Colonel George Washington
Contrary to what many people believe, George Washington was not always a General before he became our first President. He served as a Colonel during the Forbes Expedition of 1758.
It often comes as a surprise to some people when they find out that Colonel George Washington was not the leader of the Forbes Expedition. That surprise comes from their lack of knowledge that the British Army did not consider the Colonial armed forces as being on their level. In fact, the colonial forces were often sneered at by the proper British Army.
George Washington was a colonel in the Virginia Militia. Although his rank was prestigious within the colonial Virginia army, he just simply was not on the same level as a colonel in the British Army, and therefore was subordinate to Colonel Henry Bouquet during the Forbes Expedition of 1758.
It should be noted, also that Colonel Washington's Virginia Militia was not the only force supplied by a colony for the Forbes Expedition. There also were provincial units from Pennsylvania, Maryland, Delaware and North Carolina. In addition to Colonel George Washington, commanders of the other units included Colonel John Armstrong (1st Pennsylvania), Colonel James Burd (2nd Pennsylvania), Colonel Hugh Mercer (3rd Pennsylvania), Colonel James Byrd (2nd Virginia), Colonel John Dagworthy (Maryland). Captain Richard Wells (Three Lower Counties on Delaware), Captain John McClughan (Delaware), Captain Benjamin Nixon (Delaware), and Major Hugh Waddell (North Carolina).
While the various units converged on Fort Bedford along the Forbes Road cut between Carlisle and this region, Colonels Washington and Byrd cut a connecting road from Fort Cumberland to the south. The Virginia Colony's Governor Dinwiddie pressed Washington to try to convince General Forbes to discontinue the road being cut westward through Pennsylvania and instead utilize the previously cut Braddock's Road. If the use of the Braddock Road had been approved, the primary route for supplies would have been through Virginia, not Pennsylvania.

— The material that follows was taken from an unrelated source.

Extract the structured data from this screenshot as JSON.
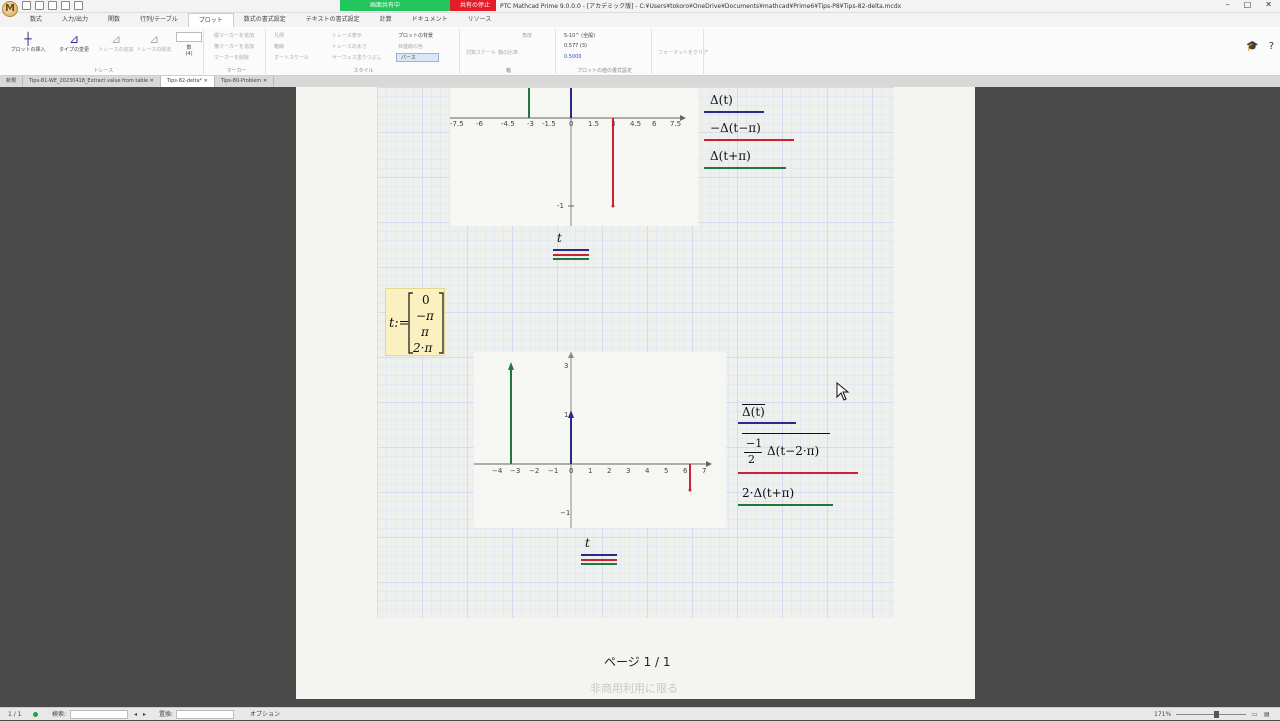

Washington requested a meeting with Bouquet halfway along the road being cut between Fort Cumberland and Fort Bedford to attempt to convince the British Army commander to change courses. Bouquet was not swayed and work on the Forbes Road continued up and over the Allegheny Mountain.
How much time George Washington spent in the environs of present-day Bedford County is not known, but what is well known is that in 1794, President George Washington brought a Federal Army west as far as Bedford Town to put an end to the Whiskey Rebellion. He spent two nights at the Espy House while he conferred with his subordinates and before he returned east, leaving the command of the army to 'Lighthorse' Harry Lee.